In June 2014, Fleming signed for Bradford Bulls on a two-year deal.

===2015===
He featured between round 4 and round 12 and then between round 19 and round 21. Fleming also played in round 23 against Halifax. Fleming played in qualifier 7 against Halifax. He featured in the Challenge Cup in round 5 against Hull Kingston Rovers.

===2016===
Fleming featured in the pre-season friendlies against Leeds and Castleford. He featured between round 7 and round 11. Fleming later joined Swinton Lions on loan for the remainder of the season.

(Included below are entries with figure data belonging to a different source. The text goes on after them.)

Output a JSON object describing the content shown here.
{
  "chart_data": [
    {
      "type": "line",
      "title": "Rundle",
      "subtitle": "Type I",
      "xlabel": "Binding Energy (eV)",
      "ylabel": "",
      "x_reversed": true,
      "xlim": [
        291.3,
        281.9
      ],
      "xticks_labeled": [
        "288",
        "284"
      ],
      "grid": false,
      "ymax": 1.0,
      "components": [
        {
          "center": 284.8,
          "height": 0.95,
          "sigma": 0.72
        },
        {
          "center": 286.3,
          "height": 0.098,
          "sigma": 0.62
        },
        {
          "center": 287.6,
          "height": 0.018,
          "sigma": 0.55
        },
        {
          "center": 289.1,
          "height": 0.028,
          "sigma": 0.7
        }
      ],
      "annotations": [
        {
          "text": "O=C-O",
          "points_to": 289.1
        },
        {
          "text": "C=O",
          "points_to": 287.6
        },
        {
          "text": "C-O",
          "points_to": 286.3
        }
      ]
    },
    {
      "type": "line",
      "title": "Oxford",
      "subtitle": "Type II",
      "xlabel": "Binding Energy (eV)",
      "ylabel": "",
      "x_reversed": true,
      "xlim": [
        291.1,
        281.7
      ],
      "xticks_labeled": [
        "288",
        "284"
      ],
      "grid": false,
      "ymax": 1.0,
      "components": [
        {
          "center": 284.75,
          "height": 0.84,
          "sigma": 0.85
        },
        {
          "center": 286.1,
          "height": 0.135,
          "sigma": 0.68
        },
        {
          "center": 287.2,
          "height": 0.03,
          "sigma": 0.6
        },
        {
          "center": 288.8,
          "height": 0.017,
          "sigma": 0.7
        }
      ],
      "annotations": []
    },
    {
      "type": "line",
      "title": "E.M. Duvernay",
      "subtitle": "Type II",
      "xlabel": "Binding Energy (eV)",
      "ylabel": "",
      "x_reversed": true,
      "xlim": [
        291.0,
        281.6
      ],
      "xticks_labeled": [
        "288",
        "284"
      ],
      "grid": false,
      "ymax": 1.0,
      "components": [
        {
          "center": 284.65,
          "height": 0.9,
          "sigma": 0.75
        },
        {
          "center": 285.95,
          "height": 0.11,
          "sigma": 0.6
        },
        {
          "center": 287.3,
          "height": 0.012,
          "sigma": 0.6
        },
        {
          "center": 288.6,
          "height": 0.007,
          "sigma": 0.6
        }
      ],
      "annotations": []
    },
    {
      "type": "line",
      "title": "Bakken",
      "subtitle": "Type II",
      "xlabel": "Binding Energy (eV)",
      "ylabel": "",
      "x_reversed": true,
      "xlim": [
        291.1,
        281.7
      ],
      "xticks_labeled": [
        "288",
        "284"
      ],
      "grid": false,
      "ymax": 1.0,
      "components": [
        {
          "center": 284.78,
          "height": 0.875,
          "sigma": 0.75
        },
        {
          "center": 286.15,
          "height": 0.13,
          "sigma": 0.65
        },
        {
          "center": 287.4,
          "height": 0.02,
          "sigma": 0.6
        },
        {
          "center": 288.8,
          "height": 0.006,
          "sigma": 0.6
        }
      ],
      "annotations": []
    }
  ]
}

In August 2016 it was announced that Fleming would be joining Toronto Wolfpack for their inaugural season in 2017.

===2023===
Fleming announced his retirement from rugby league at the end of the 2023 season. He began playing rugby union at Heath RUFC.

==International career==
Fleming is a Wales international, having made his début against France in 2012. He was named in the Wales squad for the 2013 Rugby League World Cup but did not feature in the tournament.

He played in the 2014 European Cup.

He was selected in the Wales 9s squad for the 2019 Rugby League World Cup 9s.